401 Children Died of Covid-19 in South Africa

401 Children Died of Covid-19 in South Africa

A total of 401 children died between March-May 2021 in South Africa (South Africa) after being infected with Covid-19. The data was disclosed by the National Institute of Communicable Diseases (NICD).

UMMATIMES - The NICD said there were 9,918 patient admissions at local hospitals related to Covid-19. Most of the patients were aged 19 and under during this period.

Data at the hospital said there were 9,443 patients. Of that number, as many as 401 patients died in hospital. "Among the deaths, 146 people (36.4 percent) were teenagers aged 15 to 19 years and 125 people (31.2 percent) were under one year old," the agency said. 1/7).

Many of the deaths occurred in children who had comorbid conditions. Reports show that HIV infection, diabetes mellitus, and heart disease are the most frequently reported deaths in pediatric patients. There are also reports of cases of asthma and chronic lung disease.

"Children with comorbid conditions exhibit a higher risk of death among children with underlying medical conditions," the NICD said.

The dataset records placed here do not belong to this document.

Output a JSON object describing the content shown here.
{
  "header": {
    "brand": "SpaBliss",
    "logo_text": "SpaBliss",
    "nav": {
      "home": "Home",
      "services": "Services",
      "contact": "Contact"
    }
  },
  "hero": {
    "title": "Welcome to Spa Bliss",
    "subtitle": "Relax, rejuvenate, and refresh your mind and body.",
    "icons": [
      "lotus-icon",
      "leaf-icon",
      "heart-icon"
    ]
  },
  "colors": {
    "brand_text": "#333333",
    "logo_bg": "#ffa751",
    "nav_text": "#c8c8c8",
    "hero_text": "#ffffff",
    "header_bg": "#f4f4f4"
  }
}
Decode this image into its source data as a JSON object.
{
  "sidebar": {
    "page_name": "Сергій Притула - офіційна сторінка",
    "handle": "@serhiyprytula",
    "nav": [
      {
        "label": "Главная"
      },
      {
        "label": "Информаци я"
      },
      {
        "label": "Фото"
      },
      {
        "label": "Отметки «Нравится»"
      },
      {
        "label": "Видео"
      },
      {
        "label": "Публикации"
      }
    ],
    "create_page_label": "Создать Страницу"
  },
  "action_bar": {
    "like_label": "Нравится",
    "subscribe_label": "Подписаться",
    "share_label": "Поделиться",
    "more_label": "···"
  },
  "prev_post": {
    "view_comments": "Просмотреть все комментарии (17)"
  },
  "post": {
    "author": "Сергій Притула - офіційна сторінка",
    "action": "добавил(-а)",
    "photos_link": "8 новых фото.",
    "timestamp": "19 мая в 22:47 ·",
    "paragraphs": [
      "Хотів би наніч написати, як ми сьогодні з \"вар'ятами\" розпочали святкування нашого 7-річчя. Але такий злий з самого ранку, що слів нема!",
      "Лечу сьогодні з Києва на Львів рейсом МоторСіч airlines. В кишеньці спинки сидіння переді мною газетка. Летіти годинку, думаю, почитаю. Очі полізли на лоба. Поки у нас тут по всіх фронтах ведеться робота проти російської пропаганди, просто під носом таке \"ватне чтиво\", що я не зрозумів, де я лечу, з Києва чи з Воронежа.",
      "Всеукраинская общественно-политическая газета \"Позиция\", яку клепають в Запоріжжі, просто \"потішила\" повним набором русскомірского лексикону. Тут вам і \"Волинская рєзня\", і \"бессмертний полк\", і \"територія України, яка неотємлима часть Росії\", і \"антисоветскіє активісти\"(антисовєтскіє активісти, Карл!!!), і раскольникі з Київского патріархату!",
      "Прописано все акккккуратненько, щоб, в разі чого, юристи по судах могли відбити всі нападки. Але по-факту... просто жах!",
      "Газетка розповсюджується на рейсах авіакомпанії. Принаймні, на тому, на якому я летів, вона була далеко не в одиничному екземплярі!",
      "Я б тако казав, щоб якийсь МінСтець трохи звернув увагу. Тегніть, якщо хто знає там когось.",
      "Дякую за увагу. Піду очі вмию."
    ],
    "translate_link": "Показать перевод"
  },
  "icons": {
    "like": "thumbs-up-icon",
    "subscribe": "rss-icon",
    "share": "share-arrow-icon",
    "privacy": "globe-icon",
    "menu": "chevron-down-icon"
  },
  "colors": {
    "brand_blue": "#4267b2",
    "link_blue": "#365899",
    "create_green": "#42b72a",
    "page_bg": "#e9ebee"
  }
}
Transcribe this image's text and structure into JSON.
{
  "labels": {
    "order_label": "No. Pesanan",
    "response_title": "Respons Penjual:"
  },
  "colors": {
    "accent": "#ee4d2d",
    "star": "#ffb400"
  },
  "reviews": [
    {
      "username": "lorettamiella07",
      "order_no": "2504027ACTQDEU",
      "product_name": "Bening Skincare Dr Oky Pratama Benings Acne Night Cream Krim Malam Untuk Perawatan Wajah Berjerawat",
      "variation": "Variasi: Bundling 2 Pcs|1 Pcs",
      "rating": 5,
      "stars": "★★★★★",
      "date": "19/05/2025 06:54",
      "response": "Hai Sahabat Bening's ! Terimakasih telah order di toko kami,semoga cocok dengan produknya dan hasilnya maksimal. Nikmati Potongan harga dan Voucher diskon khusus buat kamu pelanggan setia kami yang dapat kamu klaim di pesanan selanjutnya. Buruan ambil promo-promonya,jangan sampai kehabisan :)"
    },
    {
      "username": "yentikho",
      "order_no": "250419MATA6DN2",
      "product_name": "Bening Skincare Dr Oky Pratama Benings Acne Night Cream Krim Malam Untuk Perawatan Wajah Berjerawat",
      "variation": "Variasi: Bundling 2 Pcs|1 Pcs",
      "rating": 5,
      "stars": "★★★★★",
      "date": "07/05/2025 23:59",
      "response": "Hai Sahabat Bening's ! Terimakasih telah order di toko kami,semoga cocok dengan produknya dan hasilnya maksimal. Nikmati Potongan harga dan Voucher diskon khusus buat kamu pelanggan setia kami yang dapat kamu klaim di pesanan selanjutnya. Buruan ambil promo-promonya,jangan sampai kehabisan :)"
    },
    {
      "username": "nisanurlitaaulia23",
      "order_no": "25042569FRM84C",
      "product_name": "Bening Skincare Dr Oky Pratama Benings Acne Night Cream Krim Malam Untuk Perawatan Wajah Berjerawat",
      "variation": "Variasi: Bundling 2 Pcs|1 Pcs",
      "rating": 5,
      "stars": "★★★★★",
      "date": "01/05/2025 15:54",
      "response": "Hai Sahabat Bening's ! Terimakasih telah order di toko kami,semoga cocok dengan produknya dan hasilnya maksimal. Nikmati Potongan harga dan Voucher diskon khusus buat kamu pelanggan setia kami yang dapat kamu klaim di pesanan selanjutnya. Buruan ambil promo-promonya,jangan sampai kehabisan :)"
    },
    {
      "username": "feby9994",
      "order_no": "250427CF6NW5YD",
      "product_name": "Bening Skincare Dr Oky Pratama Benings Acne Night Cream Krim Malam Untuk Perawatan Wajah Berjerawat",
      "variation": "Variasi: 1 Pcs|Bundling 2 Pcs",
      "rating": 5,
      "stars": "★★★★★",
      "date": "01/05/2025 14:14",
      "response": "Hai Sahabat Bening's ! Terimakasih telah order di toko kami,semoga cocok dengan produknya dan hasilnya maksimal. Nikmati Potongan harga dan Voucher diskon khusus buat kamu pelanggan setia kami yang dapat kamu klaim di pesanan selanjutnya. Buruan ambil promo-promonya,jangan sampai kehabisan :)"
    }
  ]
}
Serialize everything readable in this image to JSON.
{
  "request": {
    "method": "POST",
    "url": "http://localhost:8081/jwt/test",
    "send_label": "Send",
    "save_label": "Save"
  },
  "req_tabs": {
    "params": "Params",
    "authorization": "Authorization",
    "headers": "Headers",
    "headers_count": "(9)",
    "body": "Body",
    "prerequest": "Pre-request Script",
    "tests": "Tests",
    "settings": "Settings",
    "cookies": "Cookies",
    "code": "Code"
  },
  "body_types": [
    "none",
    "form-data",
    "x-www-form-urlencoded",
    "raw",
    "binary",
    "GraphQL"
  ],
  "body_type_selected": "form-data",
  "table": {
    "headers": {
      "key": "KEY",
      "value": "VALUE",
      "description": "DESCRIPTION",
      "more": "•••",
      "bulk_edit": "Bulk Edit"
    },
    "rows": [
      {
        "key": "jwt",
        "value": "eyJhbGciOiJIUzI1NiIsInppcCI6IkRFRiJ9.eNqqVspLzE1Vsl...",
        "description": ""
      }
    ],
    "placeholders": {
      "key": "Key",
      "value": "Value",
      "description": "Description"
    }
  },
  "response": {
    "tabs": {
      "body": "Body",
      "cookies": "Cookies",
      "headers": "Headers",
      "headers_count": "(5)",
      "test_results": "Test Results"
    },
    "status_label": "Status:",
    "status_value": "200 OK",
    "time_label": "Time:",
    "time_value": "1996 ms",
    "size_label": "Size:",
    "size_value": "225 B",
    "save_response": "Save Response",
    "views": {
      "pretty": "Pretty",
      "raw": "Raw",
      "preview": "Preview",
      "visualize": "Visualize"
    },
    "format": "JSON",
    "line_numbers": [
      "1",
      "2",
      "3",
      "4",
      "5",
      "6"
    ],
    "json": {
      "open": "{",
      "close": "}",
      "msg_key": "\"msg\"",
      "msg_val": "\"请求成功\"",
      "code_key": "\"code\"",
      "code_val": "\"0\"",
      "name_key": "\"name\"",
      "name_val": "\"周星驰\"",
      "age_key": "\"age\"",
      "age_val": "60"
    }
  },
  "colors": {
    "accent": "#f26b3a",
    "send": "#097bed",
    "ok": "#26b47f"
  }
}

Of the 9,443 children treated, they spent an average of four days in hospital. Around 619 pediatric patients have been admitted to intensive care units and 221 are dependent on ventilators. There is a possibility that more children will catch the coronavirus in the country.

The NICD said there were concerns about the possibility of limited testing in children leading to missed cases. From March to May 2021, the highest infections were among individuals aged 15 to 19. The NICD says that's when cluster outbreaks were reported.

About 15 thousand of the more than 1.5 million people who had been tested at the time, but excluded their age in the form. About 3,430 people ignore gender. Data was collected from public and private laboratories, and an online hospital surveillance system covering 647 private and public hospitals in the country.

"Convincingly, the data show the peak in cases in the first and second waves does not appear to be related to the time of school opening, and cases remain low when schools open," the NICD said.

The NICD concluded that children and adolescents are substantially less likely to be diagnosed or hospitalized with Covid-19 than adults.